Not eleven smooth (four consecutive integers >11))

[SmartMersenne]

Quote:

Originally Posted by 2M215856352p1

The statement is true, however the assumption of the result that the largest pair of consecutive 11-smooth numbers is 9800 and 9801 was made, hence we have yet to complete the proof.

I have written a Python 3 script which verified the conjecture up to 10³⁰. The script could take a few seconds to run, hence you would need to be patient. Please notify me if the program has a bug.

The Python script does not generate a proof because there still remains the possibility of a solution beyond 10³⁰. To really prove the conjecture, the only method I have now is to solve the 31 Pell's equations involved, which is going to be very tedious.

To run the script, please change the file extension from .txt to .py. I don't know why .py file extension is not supported.

If 10¹⁰ was an overkill, isn't 10³⁰?

[SmartMersenne]

Quote:

Originally Posted by retina

It's no fun if I just give you the answer. But suffice to say that nothing more than basic high school mathematics is needed.

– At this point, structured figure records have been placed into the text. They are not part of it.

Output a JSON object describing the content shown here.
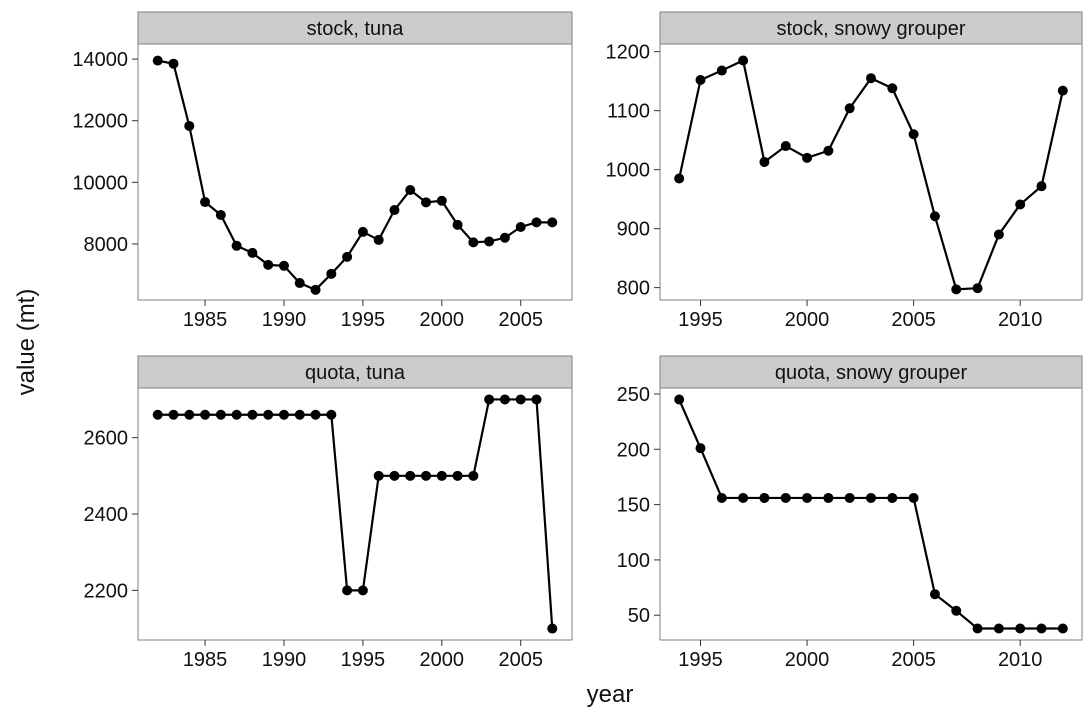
{
  "x_label": "year",
  "y_label": "value (mt)",
  "chart_data": [
    {
      "type": "line",
      "title": "stock, tuna",
      "color": "#000000",
      "x": [
        1982,
        1983,
        1984,
        1985,
        1986,
        1987,
        1988,
        1989,
        1990,
        1991,
        1992,
        1993,
        1994,
        1995,
        1996,
        1997,
        1998,
        1999,
        2000,
        2001,
        2002,
        2003,
        2004,
        2005,
        2006,
        2007
      ],
      "values": [
        13950,
        13850,
        11830,
        9360,
        8940,
        7940,
        7710,
        7320,
        7290,
        6730,
        6510,
        7030,
        7580,
        8390,
        8130,
        9100,
        9750,
        9350,
        9400,
        8620,
        8050,
        8080,
        8200,
        8550,
        8700,
        8700
      ],
      "xlim": [
        1980.75,
        2008.25
      ],
      "xticks": [
        1985,
        1990,
        1995,
        2000,
        2005
      ],
      "ylim": [
        6180,
        14490
      ],
      "yticks": [
        8000,
        10000,
        12000,
        14000
      ]
    },
    {
      "type": "line",
      "title": "stock, snowy grouper",
      "color": "#000000",
      "x": [
        1994,
        1995,
        1996,
        1997,
        1998,
        1999,
        2000,
        2001,
        2002,
        2003,
        2004,
        2005,
        2006,
        2007,
        2008,
        2009,
        2010,
        2011,
        2012
      ],
      "values": [
        985,
        1152,
        1168,
        1185,
        1013,
        1040,
        1020,
        1032,
        1104,
        1155,
        1138,
        1060,
        921,
        797,
        799,
        890,
        941,
        972,
        1134
      ],
      "xlim": [
        1993.1,
        2012.9
      ],
      "xticks": [
        1995,
        2000,
        2005,
        2010
      ],
      "ylim": [
        779,
        1213
      ],
      "yticks": [
        800,
        900,
        1000,
        1100,
        1200
      ]
    },
    {
      "type": "line",
      "title": "quota, tuna",
      "color": "#000000",
      "x": [
        1982,
        1983,
        1984,
        1985,
        1986,
        1987,
        1988,
        1989,
        1990,
        1991,
        1992,
        1993,
        1994,
        1995,
        1996,
        1997,
        1998,
        1999,
        2000,
        2001,
        2002,
        2003,
        2004,
        2005,
        2006,
        2007
      ],
      "values": [
        2660,
        2660,
        2660,
        2660,
        2660,
        2660,
        2660,
        2660,
        2660,
        2660,
        2660,
        2660,
        2200,
        2200,
        2500,
        2500,
        2500,
        2500,
        2500,
        2500,
        2500,
        2700,
        2700,
        2700,
        2700,
        2100
      ],
      "xlim": [
        1980.75,
        2008.25
      ],
      "xticks": [
        1985,
        1990,
        1995,
        2000,
        2005
      ],
      "ylim": [
        2070,
        2730
      ],
      "yticks": [
        2200,
        2400,
        2600
      ]
    },
    {
      "type": "line",
      "title": "quota, snowy grouper",
      "color": "#000000",
      "x": [
        1994,
        1995,
        1996,
        1997,
        1998,
        1999,
        2000,
        2001,
        2002,
        2003,
        2004,
        2005,
        2006,
        2007,
        2008,
        2009,
        2010,
        2011,
        2012
      ],
      "values": [
        245,
        201,
        156,
        156,
        156,
        156,
        156,
        156,
        156,
        156,
        156,
        156,
        69,
        54,
        38,
        38,
        38,
        38,
        38
      ],
      "xlim": [
        1993.1,
        2012.9
      ],
      "xticks": [
        1995,
        2000,
        2005,
        2010
      ],
      "ylim": [
        27.6,
        255.4
      ],
      "yticks": [
        50,
        100,
        150,
        200,
        250
      ]
    }
  ]
}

When something sounds that easy, there is usually a mistake somewhere.

This is no competition. You can take all the credit. So, I invite you to present your proof.

[retina]

Quote:

Originally Posted by SmartMersenne

When something sounds that easy, there is usually a mistake somewhere..

I certainly admit there might be a mistake. I'll post my proof later if no one seems to figure it out and then everyone can point out the holes in it.

Quote:

Originally Posted by SmartMersenne

This is no competition. You can take all the credit. So, I invite you to present your proof.

I'm long past the days of caring about credit. I'm much more interested to see what others here come up with.

[2M215856352p1]

Quote:

Originally Posted by SmartMersenne

If 10¹⁰ was an overkill, isn't 10³⁰?

Sorry for not being clear. 10¹⁰ was overkill under the assumption that we can use the OEIS result, but in actual fact, we cannot use that result to computationally prove the result.

[axn]

Searching all 11-smooth numbers under 10^40, the largest run of 3 consecutive 11 smooth (above 11) is 98-100, and largest run of 2 consecutive 11 smooth is (still) 9800, 9801.

There are appr. 1 billion 11-smooth numbers under 10^100.

[Dr Sardonicus]

The proof I came up with only uses well-known results (especially in this Forum) of elementary number theory.

I don't know about "basic high school mathematics," but perhaps there is a simpler proof than mine. But the proof I found is simple enough that I thought it justified posting the assertion as a puzzle.

If you find a proof, for now you can post a declaration to the effect "I have a proof" to give others time to think about it.

To me, numerical verification is particularly useful for assertions I'm not sure about. A quick check that turns up a small numerical counterexample can prevent a lot of wasted effort trying to prove something that isn't true.

OTOH, once you have verified something to the point where you're convinced it's actually true, it's time to start trying to prove it
:-D

Regarding the further assertions on 3 and 2 consecutive 11-smooth numbers, I'm not sure how to prove them. The proof I have for 4 consecutive numbers won't work for 2 or 3 consecutive numbers.

[SmartMersenne]

Quote:

Originally Posted by 2M215856352p1

Sorry for not being clear. 10¹⁰ was overkill under the assumption that we can use the OEIS result, but in actual fact, we cannot use that result to computationally prove the result.

Don't worry, I am just teasing you

[SmartMersenne]

Here is a summary of what I am thinking of:

The proof I am thinking involves assigning primes to 4 consecutive numbers. We are only allowed to use {2,3,5,7,11}. Our options are:

1) There must be at exactly two numbers with factor 2.
2) There is either one or two numbers with factor 3.
3) There can be at most one number with factor 5, 7 or 11.

Now we need to consider all possibilities of assigning those primes to numbers and then consider the possibilities for powers. However, since we have a limited set to use from it would boil down to assigning 5, 7 and 11 to separate numbers, because otherwise, we will have very limited number of possibilities for the other numbers.

[2M215856352p1]

Quote:

Originally Posted by Dr Sardonicus

Regarding the further assertions on 3 and 2 consecutive 11-smooth numbers, I'm not sure how to prove them. The proof I have for 4 consecutive numbers won't work for 2 or 3 consecutive numbers.

You could simply use the procedure described in https://projecteuclid.org/download/pdf_1/euclid.ijm/1256067456 and https://en.wikipedia.org/wiki/Størmer%27s_theorem. To be frank, I cannot understand all the math behind the proof of correctness of this procedure.

[c10ck3r]

Quote:

Originally Posted by retina

There is a much easier method to prove it.

Would this involve expressing numbers mod 2310?

[retina]

Quote:

Originally Posted by c10ck3r

Would this involve expressing numbers mod 2310?

I think that you are on the right path.